ÁLVARO ANTÔNIO ZINI JR.
ESPECIAL PARA A FOLHA

A discussão sobre a defasagem atual da taxa de câmbio criou a oportunidade de se repensar qual o regime cambial adequado para um novo Brasil com estabilidade de preços e consistência das políticas macroeconômicas.
Vamos fazer neste artigo um balanço da experiência internacional e concluir com algumas recomendações para o Brasil.
A economia mundial vive, desde 1972, sob um regime em que as principais taxas de câmbio flutuam com certa liberdade. Vamos resumir as principais vantagens apontadas para as taxas de câmbio flutuantes.
1. No regime de taxa de câmbio de livre flutuação, por definição, o Banco Central não intervém no mercado cambial. O mercado encontra seu equilíbrio no dia-a-dia. Em consequência, o Banco Central fica liberado da necessidade de manter reservas externas.
2. Com taxa de câmbio flutuante, a política monetária de cada país ganha maior independência, podendo ser usada com maior grau de liberdade para perseguir os objetivos domésticos.
3. A taxa de câmbio flutuante confere maior isolamento relativo à economia doméstica com relação aos choques externos. Em consequência, com taxas de câmbio flutuantes esperava-se que houvesse menores desequilíbrios na balança comercial de cada país.
Este regime de flutuação cambial tem sido objeto de frequentes avaliações pois suas vantagens ou desvantagens afetam a todos. Estudos importantes de Dornbusch, Frankel, Krugman, Grawe, Williamson e outros estão disponíveis. Os principais resultados são os seguintes.
1. Desde a adoção do câmbio flutuante, as taxas de câmbio têm se movido muito e muitas vezes inexplicavelmente. A volatilidade observada para as principais taxas nos últimos 20 anos supera em muito as diferenças nas políticas econômicas dos países industrializados.

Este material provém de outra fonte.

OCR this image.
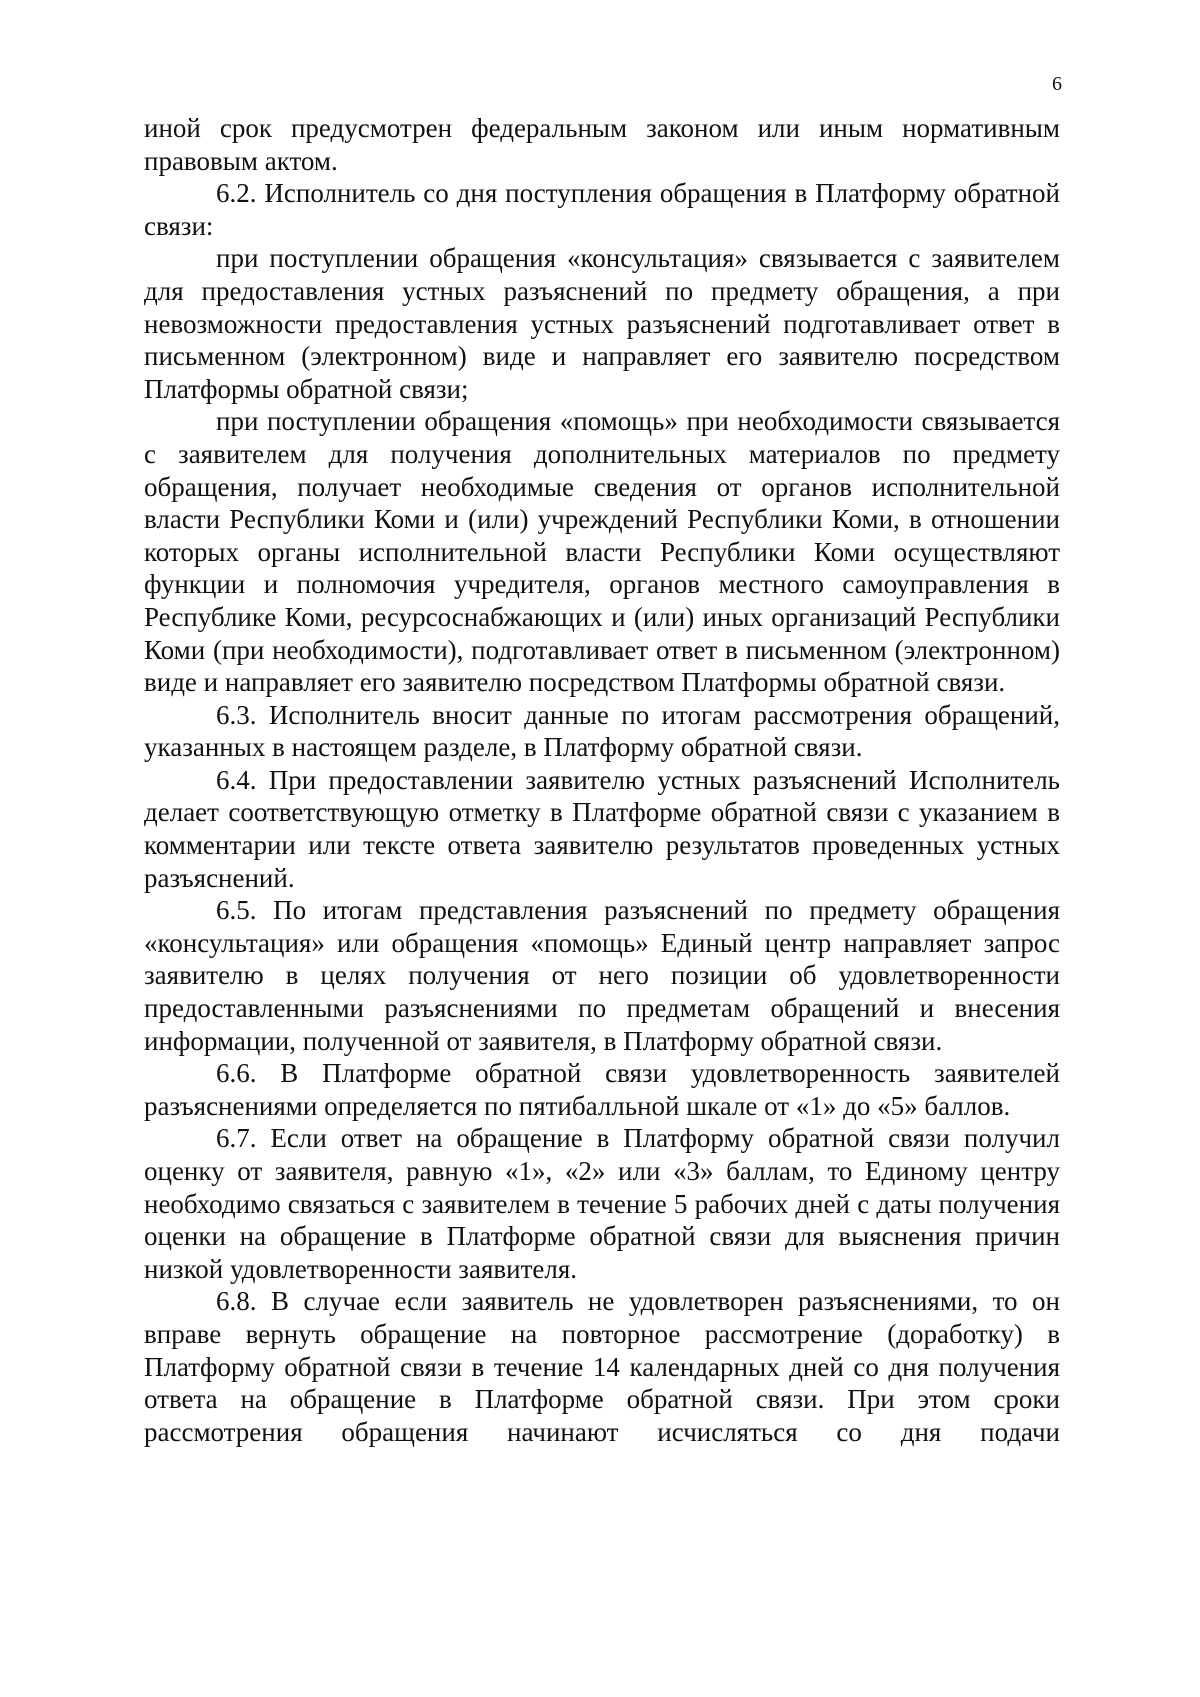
6

иной срок предусмотрен федеральным законом или иным нормативным правовым актом.

6.2. Исполнитель со дня поступления обращения в Платформу обратной связи:

при поступлении обращения «консультация» связывается с заявителем для предоставления устных разъяснений по предмету обращения, а при невозможности предоставления устных разъяснений подготавливает ответ в письменном (электронном) виде и направляет его заявителю посредством Платформы обратной связи;

при поступлении обращения «помощь» при необходимости связывается с заявителем для получения дополнительных материалов по предмету обращения, получает необходимые сведения от органов исполнительной власти Республики Коми и (или) учреждений Республики Коми, в отношении которых органы исполнительной власти Республики Коми осуществляют функции и полномочия учредителя, органов местного самоуправления в Республике Коми, ресурсоснабжающих и (или) иных организаций Республики Коми (при необходимости), подготавливает ответ в письменном (электронном) виде и направляет его заявителю посредством Платформы обратной связи.

6.3. Исполнитель вносит данные по итогам рассмотрения обращений, указанных в настоящем разделе, в Платформу обратной связи.

6.4. При предоставлении заявителю устных разъяснений Исполнитель делает соответствующую отметку в Платформе обратной связи с указанием в комментарии или тексте ответа заявителю результатов проведенных устных разъяснений.

6.5. По итогам представления разъяснений по предмету обращения «консультация» или обращения «помощь» Единый центр направляет запрос заявителю в целях получения от него позиции об удовлетворенности предоставленными разъяснениями по предметам обращений и внесения информации, полученной от заявителя, в Платформу обратной связи.

6.6. В Платформе обратной связи удовлетворенность заявителей разъяснениями определяется по пятибалльной шкале от «1» до «5» баллов.

6.7. Если ответ на обращение в Платформу обратной связи получил оценку от заявителя, равную «1», «2» или «3» баллам, то Единому центру необходимо связаться с заявителем в течение 5 рабочих дней с даты получения оценки на обращение в Платформе обратной связи для выяснения причин низкой удовлетворенности заявителя.

6.8. В случае если заявитель не удовлетворен разъяснениями, то он вправе вернуть обращение на повторное рассмотрение (доработку) в Платформу обратной связи в течение 14 календарных дней со дня получения ответа на обращение в Платформе обратной связи. При этом сроки рассмотрения обращения начинают исчисляться со дня подачи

2. Contrariamente ao esperado, os bancos centrais tiveram que aumentar suas reservas para poder intervir em escala ainda maior no mercado. Em parte, isto se deve ao crescimento dos fluxos de capital.
3. Houve vários períodos em que a taxa de câmbio ultrapassou o nível de equilíbrio ditado pelos fatores fundamentais e a correção disso demorou vários anos, acumulando desequilíbrios comerciais grandes.
O regime de taxa de câmbio fixa também tem sido avaliado em suas versões recentes, com estudos sobre o sistema monetário europeu, o sistema cambial escandinavo e o câmbio na Zona do Franco (ex-colônias francesas). O câmbio fixo deveria trazer as vantagens seguintes.
1. Este regime impõe uma restrição forte sobre a política monetária e isto deve servir para estimular a adoção de práticas antiinflacionárias. Ademais, se o câmbio se mantiver fixo, haverá maior previsibilidade para os preços praticados no comércio exterior.
2. Os bancos centrais que, por terem incorrido em políticas inflacionárias crônicas, perderam credibilidade, podem adotar o regime de taxa de câmbio fixa, por algum tempo, para emprestar credibilidade à promessa de combate à inflação.
3. Com a taxa de câmbio fixa e mobilidade dos fluxos de capitais, a política fiscal precisaria ganhar muita flexibilidade e responder com rapidez aos desequilíbrios do mercado, pois a política monetária não pode ser usada. Mas a avaliação deste regime fixo mostra o seguinte.
1. O regime de taxa de câmbio fixa foi superado na prática pois nenhum país conseguiu defender a taxa de câmbio fixa por muito tempo sob condições de desalinhamento cambial. Para manter o arranjo, os bancos centrais precisam manter reservas internacionais muito elevadas.
2. Com taxas fixas cada realinhamento de uma moeda é traumático pois representa uma quebra de promessa da autoridade econômica. Ademais, causa atrito com os parceiros comerciais.
3. A rigidez do regime de câmbio fixo impõe a necessidade de ajustes muito fortes ao lado real da economia. O nível de empregos domésticos precisa ser expandido ou contraído como variável de ajuste quando é necessário ajustar as contas correntes. Mas fazer recair o ajustamento externo sobre o nível de atividade interna mostrou-se politicamente inviável nos países democráticos.
No Brasil, uma parte dos economistas do governo parece crer que um arranjo como o da Argentina, que mantém a taxa de câmbio fixa, é a chave para manter a inflação baixa no futuro.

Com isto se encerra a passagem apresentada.